La plupart des bâtiments sont vieux, certains sont même délabrés, telle la galerie de zoologie. Inaugurée en 1889, elle est dans un état tel qu'il a fallu la fermer au public en 1965. Or, cette galerie, longtemps fort prisée des visiteurs, contient des collections inestimables, des spécimens uniques, décolorés, pelés, empoussiérés, moisis et mangés aux mites.

Presque tous les laboratoires du Muséum sont d'ailleurs dépositaires de collections uniques au monde, qu'il faut sans cesse augmenter et préserver à tout prix. Conformément à sa vocation constitutionnelle, le Muséum doit en effet jouer divers rôles : il est un centre d'éducation populaire (100 000 élèves l'ont visité gratuitement en 1974) par ses galeries et ses expositions temporaires ; il est un centre d'enseignement de haut niveau et de recherche par ses collections et ses laboratoires.

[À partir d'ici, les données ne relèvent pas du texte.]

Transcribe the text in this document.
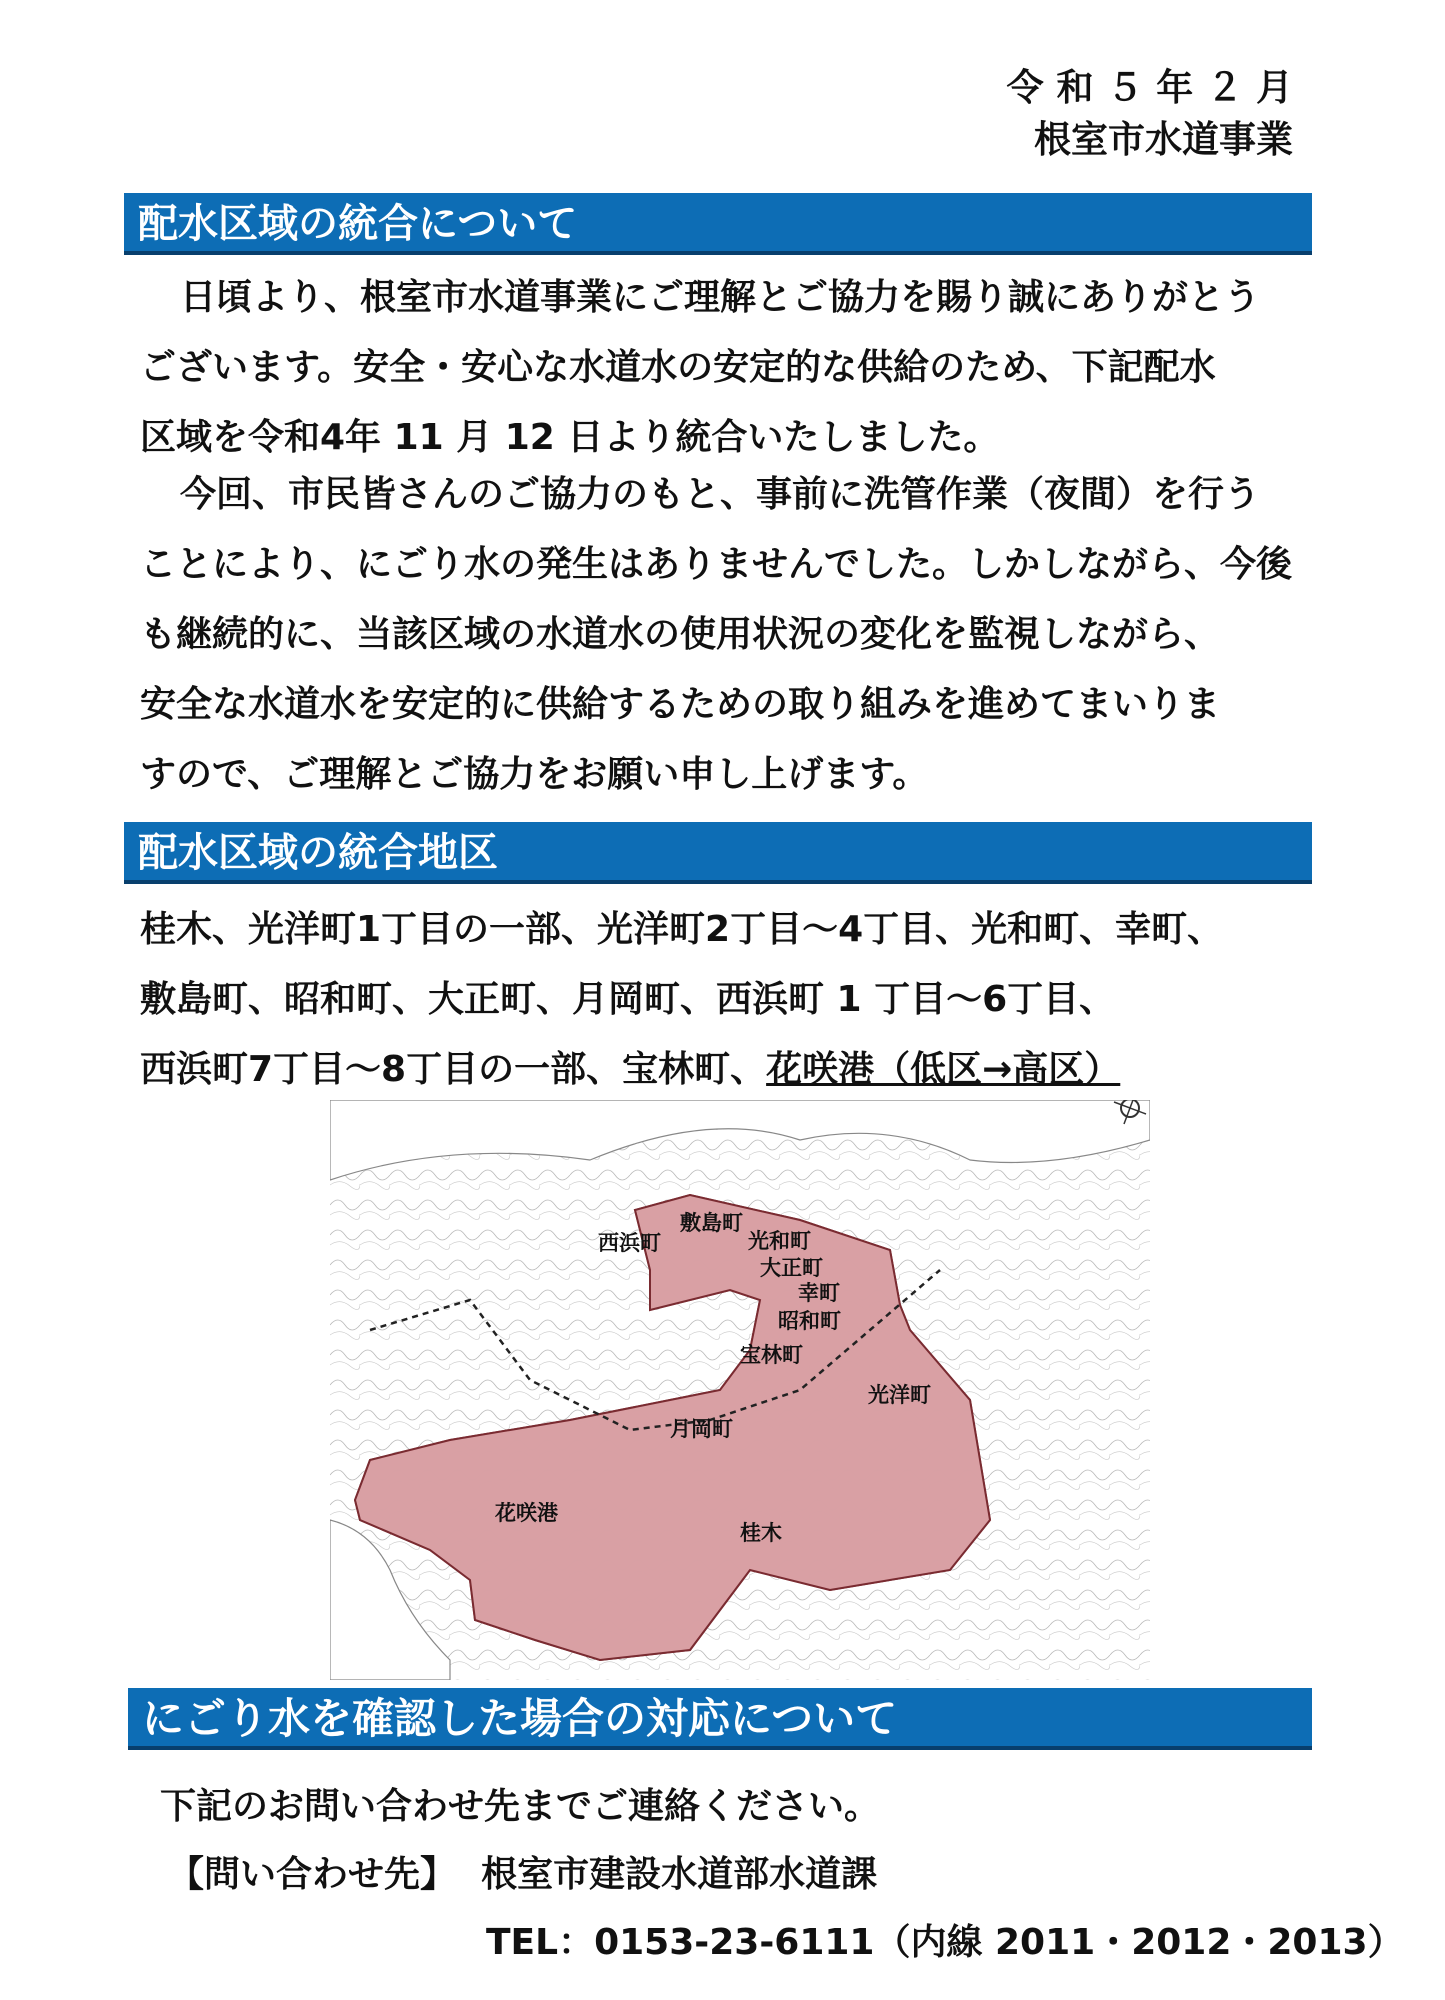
令 和 ５ 年 ２ 月
根室市水道事業
配水区域の統合について
日頃より、根室市水道事業にご理解とご協力を賜り誠にありがとう
ございます。安全・安心な水道水の安定的な供給のため、下記配水
区域を令和4年 11 月 12 日より統合いたしました。
今回、市民皆さんのご協力のもと、事前に洗管作業（夜間）を行う
ことにより、にごり水の発生はありませんでした。しかしながら、今後
も継続的に、当該区域の水道水の使用状況の変化を監視しながら、
安全な水道水を安定的に供給するための取り組みを進めてまいりま
すので、ご理解とご協力をお願い申し上げます。
配水区域の統合地区
桂木、光洋町1丁目の一部、光洋町2丁目～4丁目、光和町、幸町、
敷島町、昭和町、大正町、月岡町、西浜町 1 丁目～6丁目、
西浜町7丁目～8丁目の一部、宝林町、花咲港（低区→高区）
敷島町
西浜町	光和町
大正町
幸町
昭和町
宝林町
光洋町
月岡町
花咲港
桂木
にごり水を確認した場合の対応について
下記のお問い合わせ先までご連絡ください。
【問い合わせ先】 根室市建設水道部水道課
TEL：0153-23-6111（内線 2011・2012・2013）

Crustacés vieux de 70 millions d'années

Un fossile vivant a été retrouvé à neuf exemplaires au large des Philippines en mars 1976. Il s'agit de Neoglyhea inopinata, un petit crustacé du groupe des Glyphéidés que, jusqu'au printemps 1975, l'on croyait éteint depuis 60 ou 70 millions d'années. En 1975, deux chercheurs du Muséum national d'histoire naturelle de Paris, Jacques Forest et Michèle de Saint-Laurent, avaient retrouvé au Smithsonian Institute de Washington le premier spécimen actuel de Glyphéidé qui baignait dans un bocal d'alcool depuis 1908. Cette petite bête avait été pêchée soixante-sept ans auparavant au large des Philippines par le navire océanographique américain, l'Albatross, et n'était toujours pas identifiée. Le Muséum et l'Office de recherche scientifique et technique outre-mer (ORSTOM) se sont mis d'accord pour organiser avec l'aide du CNRS l'expédition MUSORSTOM destinée à retrouver des spécimens plus frais de Neoglyphea inopinata. Neuf crustacés ont été péchés, à peu près sur les lieux où l'Albatross avait récolté le sien. Sur ces 9 Neoglyphea inopinata, 7 sont des mâles, les deux autres étant des immatures de sexe encore indéterminé. Jacques Forest. Michèle de Saint-Laurent et H. Crosnier (de l'ORSTOM) déplorent de n'avoir pas péché de femelle. La connaissance de l'appareil génital des femelles aurait pu permettre de préciser l'évolution et les filiations de divers groupes de crustacés actuels (langoustes et crabes notamment) dont on pense qu'ils descendent des Glyphéidés. Les fonds où ont été péchés tous les spécimens de Glyphéidés actuels sont manifestement privilégiés : ils ont en effet permis de survivre à des formes animales anciennes tels Linuparus trigonus (une sorte de grosse langouste à antennes très robustes) ou les crinoïdes pédoncules, ou lis de mer (des échinodermes, cousins des étoiles de mer et des oursins, très abondants à l'ère primaire). En tout, plus d'une tonne d'échantillons divers a été pêchée par MUSORSTOM. L'examen de cette moisson va-t-il réserver d'autres surprises ?

L'homme

Archéologie

Origine de l'homme : nouvelles découvertes

La campagne 1975 dans l'Afar a vu se confirmer les espoirs que ces gisements exceptionnels avaient donnés les années précédentes (Journal de l'année 1974-75). Après les restes d'une jeune Australopithèque (baptisée Lucie) et un certain nombre de fragments, l'expédition paléontologique internationale (Éthiopie, Amérique, France, etc.) dirigée par Maurice Taïeb, a découvert cette fois les fossiles de plusieurs individus que l'on s'accorde à classer dans le genre Homo. D'après les datations au potassium-argon des cendres volcaniques, ces hommes primitifs auraient environ 3 millions d'années.